The New York Times & Joyce

A most appropriate perspective on why to access the New Your Times is brought out by Dr.Julie Sloan Brannon, in her Who Reads Ulysses?: The Common Reader and the Rhetoric of the Joyce Wars, and I quote:

"From the introduction of Ulysses to the wider American literary scene through the famous Woolsey decision of 1933, Joyce went from being a peculiar and obscure Irish writer (often alluded to as obscene but, as in the case of most censored writers, rarely actually read) to a major literary giant in a span of less than ten years, and the center of that activity has been in the United States - a country in which Joyce never set foot. "

This was no obstacle because the US noticed him and The New York Times issued an amazing review of Ulysses long before it became available there, back in 1922, long before his works became edited anywhere..
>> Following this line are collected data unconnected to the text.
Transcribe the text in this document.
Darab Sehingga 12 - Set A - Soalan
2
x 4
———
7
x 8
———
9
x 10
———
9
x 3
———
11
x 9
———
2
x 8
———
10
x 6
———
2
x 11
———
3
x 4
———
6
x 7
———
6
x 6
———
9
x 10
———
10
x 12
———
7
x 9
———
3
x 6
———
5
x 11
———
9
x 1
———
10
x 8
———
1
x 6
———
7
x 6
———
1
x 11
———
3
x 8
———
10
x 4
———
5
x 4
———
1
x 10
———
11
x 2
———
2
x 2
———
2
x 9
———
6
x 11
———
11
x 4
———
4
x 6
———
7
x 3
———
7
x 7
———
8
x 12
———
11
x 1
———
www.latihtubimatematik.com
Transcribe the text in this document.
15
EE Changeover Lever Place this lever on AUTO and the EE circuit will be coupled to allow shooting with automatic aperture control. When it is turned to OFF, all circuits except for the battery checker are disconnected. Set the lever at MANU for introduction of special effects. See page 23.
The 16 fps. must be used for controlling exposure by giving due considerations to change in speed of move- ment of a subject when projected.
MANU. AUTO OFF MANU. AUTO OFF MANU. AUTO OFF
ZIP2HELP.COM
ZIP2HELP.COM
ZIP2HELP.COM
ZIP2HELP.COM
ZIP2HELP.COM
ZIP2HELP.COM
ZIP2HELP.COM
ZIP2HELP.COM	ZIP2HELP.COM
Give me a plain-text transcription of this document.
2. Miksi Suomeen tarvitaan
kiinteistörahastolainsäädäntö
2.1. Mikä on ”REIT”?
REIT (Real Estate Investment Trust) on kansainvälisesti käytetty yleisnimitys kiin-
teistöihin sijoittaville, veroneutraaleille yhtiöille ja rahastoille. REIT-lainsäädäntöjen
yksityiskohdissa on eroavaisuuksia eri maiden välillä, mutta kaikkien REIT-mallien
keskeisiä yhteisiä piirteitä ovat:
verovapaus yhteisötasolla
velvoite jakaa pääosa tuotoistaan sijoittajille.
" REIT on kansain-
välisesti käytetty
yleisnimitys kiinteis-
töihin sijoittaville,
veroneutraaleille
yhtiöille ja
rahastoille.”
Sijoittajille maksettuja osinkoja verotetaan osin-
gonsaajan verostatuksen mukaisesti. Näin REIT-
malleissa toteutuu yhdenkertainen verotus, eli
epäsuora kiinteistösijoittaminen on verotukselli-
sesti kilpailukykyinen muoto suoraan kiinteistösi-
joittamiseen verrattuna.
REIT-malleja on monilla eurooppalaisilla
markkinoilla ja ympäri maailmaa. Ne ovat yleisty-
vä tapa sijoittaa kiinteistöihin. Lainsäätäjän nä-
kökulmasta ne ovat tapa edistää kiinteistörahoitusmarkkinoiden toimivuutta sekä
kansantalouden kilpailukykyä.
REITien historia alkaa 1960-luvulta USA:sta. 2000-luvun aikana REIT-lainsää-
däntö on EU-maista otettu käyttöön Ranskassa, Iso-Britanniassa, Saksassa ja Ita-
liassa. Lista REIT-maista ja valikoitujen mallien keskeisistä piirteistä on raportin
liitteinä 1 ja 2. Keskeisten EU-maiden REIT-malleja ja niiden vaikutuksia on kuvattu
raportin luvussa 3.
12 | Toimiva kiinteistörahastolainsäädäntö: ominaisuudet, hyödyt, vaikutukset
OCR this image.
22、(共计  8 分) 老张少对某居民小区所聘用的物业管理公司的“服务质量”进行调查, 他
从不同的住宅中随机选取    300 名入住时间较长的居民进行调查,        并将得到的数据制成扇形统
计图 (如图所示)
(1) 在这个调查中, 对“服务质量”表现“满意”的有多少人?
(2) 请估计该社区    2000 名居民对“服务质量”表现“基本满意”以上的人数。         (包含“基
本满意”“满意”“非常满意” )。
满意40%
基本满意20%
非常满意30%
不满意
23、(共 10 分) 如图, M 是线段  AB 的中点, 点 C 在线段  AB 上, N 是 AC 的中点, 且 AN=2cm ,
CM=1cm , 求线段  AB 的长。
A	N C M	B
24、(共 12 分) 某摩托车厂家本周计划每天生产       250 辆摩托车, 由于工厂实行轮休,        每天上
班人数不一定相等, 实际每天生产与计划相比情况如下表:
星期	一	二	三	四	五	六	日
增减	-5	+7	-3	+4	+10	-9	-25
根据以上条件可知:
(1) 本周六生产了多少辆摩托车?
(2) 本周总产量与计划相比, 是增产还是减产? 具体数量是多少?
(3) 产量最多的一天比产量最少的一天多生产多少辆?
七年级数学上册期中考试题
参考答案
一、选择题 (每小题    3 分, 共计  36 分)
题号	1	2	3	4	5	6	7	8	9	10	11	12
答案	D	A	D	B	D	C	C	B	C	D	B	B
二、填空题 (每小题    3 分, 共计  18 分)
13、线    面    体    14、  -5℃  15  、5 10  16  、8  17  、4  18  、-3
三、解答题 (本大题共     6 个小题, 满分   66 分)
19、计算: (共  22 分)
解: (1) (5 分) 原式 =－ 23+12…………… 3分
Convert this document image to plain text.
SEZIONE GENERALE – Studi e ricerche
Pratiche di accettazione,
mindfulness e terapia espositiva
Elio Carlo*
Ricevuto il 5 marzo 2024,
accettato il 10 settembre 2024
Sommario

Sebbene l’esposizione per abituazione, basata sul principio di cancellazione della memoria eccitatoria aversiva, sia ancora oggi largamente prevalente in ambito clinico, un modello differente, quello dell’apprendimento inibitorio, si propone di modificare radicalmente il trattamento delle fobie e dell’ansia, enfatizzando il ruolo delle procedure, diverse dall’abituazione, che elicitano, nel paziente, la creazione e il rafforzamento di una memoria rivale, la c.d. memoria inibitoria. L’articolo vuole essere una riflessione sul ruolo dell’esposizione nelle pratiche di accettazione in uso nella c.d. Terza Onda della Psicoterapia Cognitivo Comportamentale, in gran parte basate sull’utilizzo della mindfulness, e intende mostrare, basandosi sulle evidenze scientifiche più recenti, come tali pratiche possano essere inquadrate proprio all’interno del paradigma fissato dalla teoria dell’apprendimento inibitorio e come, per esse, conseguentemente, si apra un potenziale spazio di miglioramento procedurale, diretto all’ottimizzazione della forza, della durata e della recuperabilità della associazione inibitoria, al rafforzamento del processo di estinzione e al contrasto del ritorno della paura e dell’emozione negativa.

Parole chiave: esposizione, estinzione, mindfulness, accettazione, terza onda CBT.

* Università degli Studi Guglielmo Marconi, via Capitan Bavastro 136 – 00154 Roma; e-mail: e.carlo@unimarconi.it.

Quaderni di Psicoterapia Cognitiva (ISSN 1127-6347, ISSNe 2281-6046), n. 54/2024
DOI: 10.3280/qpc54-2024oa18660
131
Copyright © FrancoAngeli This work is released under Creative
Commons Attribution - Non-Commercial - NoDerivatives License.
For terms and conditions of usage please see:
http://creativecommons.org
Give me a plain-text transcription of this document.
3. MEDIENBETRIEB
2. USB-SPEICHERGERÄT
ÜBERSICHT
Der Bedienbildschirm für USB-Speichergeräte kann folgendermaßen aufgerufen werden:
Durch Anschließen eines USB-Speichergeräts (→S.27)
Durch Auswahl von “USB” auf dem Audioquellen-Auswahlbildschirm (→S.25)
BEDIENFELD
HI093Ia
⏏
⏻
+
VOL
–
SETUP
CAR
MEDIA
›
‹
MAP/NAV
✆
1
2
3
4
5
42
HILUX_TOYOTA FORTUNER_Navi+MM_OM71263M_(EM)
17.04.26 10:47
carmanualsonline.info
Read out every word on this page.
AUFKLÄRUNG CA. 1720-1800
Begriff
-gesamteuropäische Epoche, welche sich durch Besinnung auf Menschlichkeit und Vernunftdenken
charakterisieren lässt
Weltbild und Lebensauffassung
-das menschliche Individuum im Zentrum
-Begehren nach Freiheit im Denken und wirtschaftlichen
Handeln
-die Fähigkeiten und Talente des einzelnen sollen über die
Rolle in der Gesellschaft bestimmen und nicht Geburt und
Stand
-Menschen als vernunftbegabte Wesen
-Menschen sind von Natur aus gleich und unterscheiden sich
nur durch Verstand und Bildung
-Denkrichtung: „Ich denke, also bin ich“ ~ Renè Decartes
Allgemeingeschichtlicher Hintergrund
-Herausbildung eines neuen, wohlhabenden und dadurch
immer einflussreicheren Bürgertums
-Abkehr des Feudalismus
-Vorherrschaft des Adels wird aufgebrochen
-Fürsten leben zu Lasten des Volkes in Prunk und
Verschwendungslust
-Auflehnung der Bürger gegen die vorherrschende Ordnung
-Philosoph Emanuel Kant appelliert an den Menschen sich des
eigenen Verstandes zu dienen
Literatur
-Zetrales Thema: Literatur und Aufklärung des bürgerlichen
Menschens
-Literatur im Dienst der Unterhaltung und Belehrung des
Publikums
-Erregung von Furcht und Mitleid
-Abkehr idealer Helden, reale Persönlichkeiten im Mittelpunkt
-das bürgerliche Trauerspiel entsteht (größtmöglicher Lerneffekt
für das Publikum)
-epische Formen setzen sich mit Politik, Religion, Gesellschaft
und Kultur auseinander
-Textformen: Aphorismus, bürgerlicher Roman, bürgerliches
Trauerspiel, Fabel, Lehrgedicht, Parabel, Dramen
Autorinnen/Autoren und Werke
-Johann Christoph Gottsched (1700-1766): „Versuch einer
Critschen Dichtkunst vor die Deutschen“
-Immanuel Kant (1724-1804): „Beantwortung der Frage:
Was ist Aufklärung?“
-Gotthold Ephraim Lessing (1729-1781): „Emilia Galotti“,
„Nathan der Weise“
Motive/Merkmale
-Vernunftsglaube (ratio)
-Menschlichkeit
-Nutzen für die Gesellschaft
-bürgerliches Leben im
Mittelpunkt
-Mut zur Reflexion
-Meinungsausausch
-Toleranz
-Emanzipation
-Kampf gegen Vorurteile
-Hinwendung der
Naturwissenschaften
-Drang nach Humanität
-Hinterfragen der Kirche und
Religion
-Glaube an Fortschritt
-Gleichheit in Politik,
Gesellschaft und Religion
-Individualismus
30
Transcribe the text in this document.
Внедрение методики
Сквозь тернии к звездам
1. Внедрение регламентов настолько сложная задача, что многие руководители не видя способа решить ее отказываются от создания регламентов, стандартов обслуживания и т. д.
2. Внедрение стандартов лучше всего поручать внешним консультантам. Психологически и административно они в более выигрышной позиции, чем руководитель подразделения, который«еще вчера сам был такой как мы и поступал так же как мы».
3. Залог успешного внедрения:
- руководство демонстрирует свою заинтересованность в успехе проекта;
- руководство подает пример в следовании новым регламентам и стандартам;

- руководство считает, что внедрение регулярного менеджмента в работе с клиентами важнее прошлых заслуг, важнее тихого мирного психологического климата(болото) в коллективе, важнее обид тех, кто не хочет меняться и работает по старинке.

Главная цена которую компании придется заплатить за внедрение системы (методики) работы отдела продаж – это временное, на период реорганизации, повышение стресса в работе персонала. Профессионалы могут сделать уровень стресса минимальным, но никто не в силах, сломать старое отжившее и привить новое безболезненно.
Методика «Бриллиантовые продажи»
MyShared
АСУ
The newspaper itself is a daily testimony of what is going on and for example, the James Joyce obituary is in itself an evidence of why they should be heard. It has also one of the best, if not the best, book reviews in the US and in the English speaking world and it falls very close to literary criticism, what obviously is not expected within its articles and in any newspaper.

These references are used here extensively.

Although this job goes kind of the opposite direction of so the called "social networks", it should be interesting to notice a perspective on that by The New York Times

There is an odd similarity between Joyce and Freud when it comes the US: both were not recognized at home and after the American public took notice, they became what they are.